On Nov. 16, the House of Representatives passed their version of a tax bill. The bill aims to overhaul many Obama-era tax legislations, including the Obamacare health care mandate aimed at reducing overall health care costs, in order to facilitate tax breaks for the wealthiest Americans. Furthermore, the bill hurts those in higher education by implementing higher taxes on students. This tax bill is incredibly detrimental to students, the general U.S. population and the economy, and we urge the Senate to revise it entirely.
Particularly troubling for students, the GOP tax bill greatly undervalues education. For one, student loan repayment will no longer be tax deductible. Currently, 44 million borrowers owe $1.3 trillion in student loan debt in the U.S. As such, this legislation would make a college education much more unaffordable for the average American.
Graduate education takes a much bigger hit. Under the Section 117 (d)(5) of the House tax plan, graduate school tuition waivers will be considered taxable income, rendering an already meager income unlivable. Given most graduate students receive funding primarily through teaching or research assistantships, taxing these waivers as income may make pursuing graduate education financially difficult for students, particularly students of lower socioeconomic status.
This legislation relies on a misunderstanding of what a graduate level education actually is. Graduate students do not get paid for sitting in classrooms all day; rather, teaching and contributing to research serve as indispensable parts of the graduate education. This work is notoriously time-demanding and deserving of compensation. As such, the United States’s research productivity — particularly in the sciences — will likely take a big hit, because it isn’t unreasonable for prospective graduate students, who conduct much of the research done in the U.S., to look abroad for their graduate degrees or forgo earning one altogether.
The economic justifications for the GOP tax plan reflect a flawed knowledge of the efficacy of economic policies. The tax plan will add anywhere between $1.5 trillion and $1.7 trillion to the deficit and, while many senators argue the added economic activity will make up for the increase, most economists disagree. This, in conjunction with the prioritization of corporations in the plan, illustrates Republicans’ continued adherence to the concept of trickle-down economics. Their support of this economic ideology signifies a disregard for the popular consensus in the economic community of the fallacies of the success of these policies.
Nevertheless, even if we assumed that trickle-down economics were a viable solution, the tax plan is still flawed. The writers of the bill justify trating graduate school tuition waivers as taxable income by saying it is non-spendable and will therefore not contribute to increasing economic activity. However, higher enrollment costs will likely cause graduate school enrollment rates to fall, stalling any potential for trickle down before it can even begin, as fewer people overall will have degrees that will give them more money to spend in the economy.
Additionally, this tax bill fails people outside of higher educational contexts. The reduction in corporate tax rates will prioritize the needs of large corporate interests over the needs of the most vulnerable, including students and people of lower socioeconomic status. Everyday workers will see less economic activity, and will be subject to higher costs in many areas.

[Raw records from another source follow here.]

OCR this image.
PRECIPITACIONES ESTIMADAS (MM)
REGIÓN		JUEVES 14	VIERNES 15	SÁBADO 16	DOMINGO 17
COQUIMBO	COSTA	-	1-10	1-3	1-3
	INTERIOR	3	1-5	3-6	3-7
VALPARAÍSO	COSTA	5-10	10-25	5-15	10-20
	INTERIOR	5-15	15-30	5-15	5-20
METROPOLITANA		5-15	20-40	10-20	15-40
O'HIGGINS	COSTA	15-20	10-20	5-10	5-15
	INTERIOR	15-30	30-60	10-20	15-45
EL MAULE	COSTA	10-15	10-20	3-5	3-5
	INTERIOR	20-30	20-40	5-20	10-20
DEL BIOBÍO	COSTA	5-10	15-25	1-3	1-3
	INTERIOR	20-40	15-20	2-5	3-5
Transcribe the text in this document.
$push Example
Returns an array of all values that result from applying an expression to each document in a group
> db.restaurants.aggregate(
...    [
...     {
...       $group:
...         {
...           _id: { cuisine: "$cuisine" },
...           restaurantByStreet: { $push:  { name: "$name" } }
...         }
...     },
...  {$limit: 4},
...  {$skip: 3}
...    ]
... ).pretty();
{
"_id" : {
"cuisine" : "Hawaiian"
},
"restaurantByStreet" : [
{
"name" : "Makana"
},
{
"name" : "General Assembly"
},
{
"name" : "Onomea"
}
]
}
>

For example, teachers and medical professionals will no longer be able to write off expenses for supplies and other expenses they incur at work. Furthermore, the removal of the Individual Health Insurance Mandate, a part of Obamacare, would likely lead to higher insurance prices across the board. This plan will strip Americans of needed health care coverage while funneling savings to the wealthiest corporate interests.
This is a bad tax plan overall and works against our country’s ideals. We urge the Senate to change these to protect not only the interests of graduate students, but also of the general American population.